Go way back in time at the Ħal Saflieni Hypogeum
Malta doesn’t just have a lot of history, but a lot of pre-history. This Neolithic complex in Paola, Malta was unearthed in 1901 and dates back to 3000 BC. Archeologists believe it was a necropolis, housing the remains of over 7,000 people. Though there are many prehistoric archeological sites scattered around the country, this one is widely seen as being the best preserved example of a Maltese temple since its underground. Others, like Ħaġar Qim and the Ġgantija temples are above ground, though they’re still popular places to visit.
Swim in the clear blue waters of the Blue Lagoon
This is probably the only super packed tourist attraction in the world that I would wholeheartedly recommend despite the crowds. Located in the small island of Comino, the Blue Lagoon has sparkling blue clear shallow waters with a sandy floor. It’s beautiful from a boat, from the cliffs of Comino, and from its own icy waters. It’s also kind of a party, so have a drink and enjoy the shitshow.

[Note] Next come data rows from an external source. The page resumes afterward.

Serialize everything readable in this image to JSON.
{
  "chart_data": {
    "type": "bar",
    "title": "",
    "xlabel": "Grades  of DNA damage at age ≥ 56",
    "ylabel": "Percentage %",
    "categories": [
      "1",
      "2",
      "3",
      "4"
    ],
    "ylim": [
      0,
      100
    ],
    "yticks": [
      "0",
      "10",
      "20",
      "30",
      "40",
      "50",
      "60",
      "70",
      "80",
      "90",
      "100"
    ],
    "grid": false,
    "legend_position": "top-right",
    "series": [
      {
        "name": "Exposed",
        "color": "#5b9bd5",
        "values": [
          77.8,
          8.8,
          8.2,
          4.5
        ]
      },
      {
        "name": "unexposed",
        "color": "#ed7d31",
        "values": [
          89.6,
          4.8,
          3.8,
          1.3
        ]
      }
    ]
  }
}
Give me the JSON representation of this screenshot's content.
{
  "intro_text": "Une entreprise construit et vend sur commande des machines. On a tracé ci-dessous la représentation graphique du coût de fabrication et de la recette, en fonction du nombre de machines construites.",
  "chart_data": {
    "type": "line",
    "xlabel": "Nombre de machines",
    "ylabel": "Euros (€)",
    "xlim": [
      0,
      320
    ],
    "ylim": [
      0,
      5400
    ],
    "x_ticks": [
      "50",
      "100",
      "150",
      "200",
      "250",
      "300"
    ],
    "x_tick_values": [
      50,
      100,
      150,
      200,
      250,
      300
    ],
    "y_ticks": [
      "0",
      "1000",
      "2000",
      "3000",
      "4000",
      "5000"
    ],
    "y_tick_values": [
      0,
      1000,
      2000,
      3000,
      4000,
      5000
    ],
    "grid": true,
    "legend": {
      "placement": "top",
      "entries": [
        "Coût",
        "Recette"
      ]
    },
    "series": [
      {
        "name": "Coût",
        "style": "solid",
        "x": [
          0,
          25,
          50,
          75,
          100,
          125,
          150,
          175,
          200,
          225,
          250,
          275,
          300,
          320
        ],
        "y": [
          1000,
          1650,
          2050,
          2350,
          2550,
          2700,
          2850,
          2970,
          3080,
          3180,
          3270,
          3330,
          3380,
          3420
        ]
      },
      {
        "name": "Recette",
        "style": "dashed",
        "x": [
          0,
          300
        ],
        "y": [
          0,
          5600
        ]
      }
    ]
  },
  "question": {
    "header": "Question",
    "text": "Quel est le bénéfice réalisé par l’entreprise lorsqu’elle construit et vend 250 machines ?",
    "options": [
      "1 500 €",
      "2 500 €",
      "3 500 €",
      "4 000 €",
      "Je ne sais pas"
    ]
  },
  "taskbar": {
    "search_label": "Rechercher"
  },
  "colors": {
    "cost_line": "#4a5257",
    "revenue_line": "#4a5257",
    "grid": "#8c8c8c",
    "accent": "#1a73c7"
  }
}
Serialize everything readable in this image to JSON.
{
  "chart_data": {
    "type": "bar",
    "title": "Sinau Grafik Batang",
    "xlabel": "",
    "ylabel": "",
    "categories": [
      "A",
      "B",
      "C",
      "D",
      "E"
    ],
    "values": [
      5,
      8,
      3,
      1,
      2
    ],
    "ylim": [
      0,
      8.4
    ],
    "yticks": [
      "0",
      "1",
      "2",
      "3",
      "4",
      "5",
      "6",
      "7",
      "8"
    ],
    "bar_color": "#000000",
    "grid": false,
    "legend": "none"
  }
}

Explore the island of Gozo
Gozo is the largest of the Maltese islands (not including Malta itself), and in many ways it’s a smaller version of Malta. You’ll find some beautiful architecture, ancient archaeological sites and beaches. One of Gozo’s most popular sandy beaches is Ramla Bay, which is overlooked by Calypso’s Cave, believed to be the cave in Homer’s Odyssey. Gozo is also home to dramatic seaside cliffs, like those at Sannap and Dwejra Bay (previously the home of the Azure Window, which was lost to a storm).
Visit the set of Popeye
Before Game of Thrones came around and started claiming all sorts of sites around Malta, another classic hero called Malta home: Popeye. The 1980 musical starring Robin Williams was filmed on a seaside set built for the movie near Mellieħa. It’s currently a theme park, Popeye Village. Aside from movie props that can be seen inside some of the houses, you can also take a boat trip around Anchor Bay.
Relax by the sea
If you’re in Malta, or thinking of visiting Malta, you probably went in search of a seaside escape – where you could lay out under the sun and listen to the water crash against the rocks. There’s absolutely no shortage of this in Malta, because you can’t escape the ocean no matter where you are. There are a couple of popular sandy beaches in Mellieħa and St. Paul’s Bay, like Golden Bay and Mellieha Bay. Many people are content to sit back on any edge they find, even if it’s rocky. Or better yet, sip cocktails at a restaurant that overlooks the water.
Though deceptively small, trying to see all of the unique things Malta has to offer is probably just as impossible as trying to see all of the US in a week. But take it easy; you’re in the Mediterranean. There’s no room for stress here.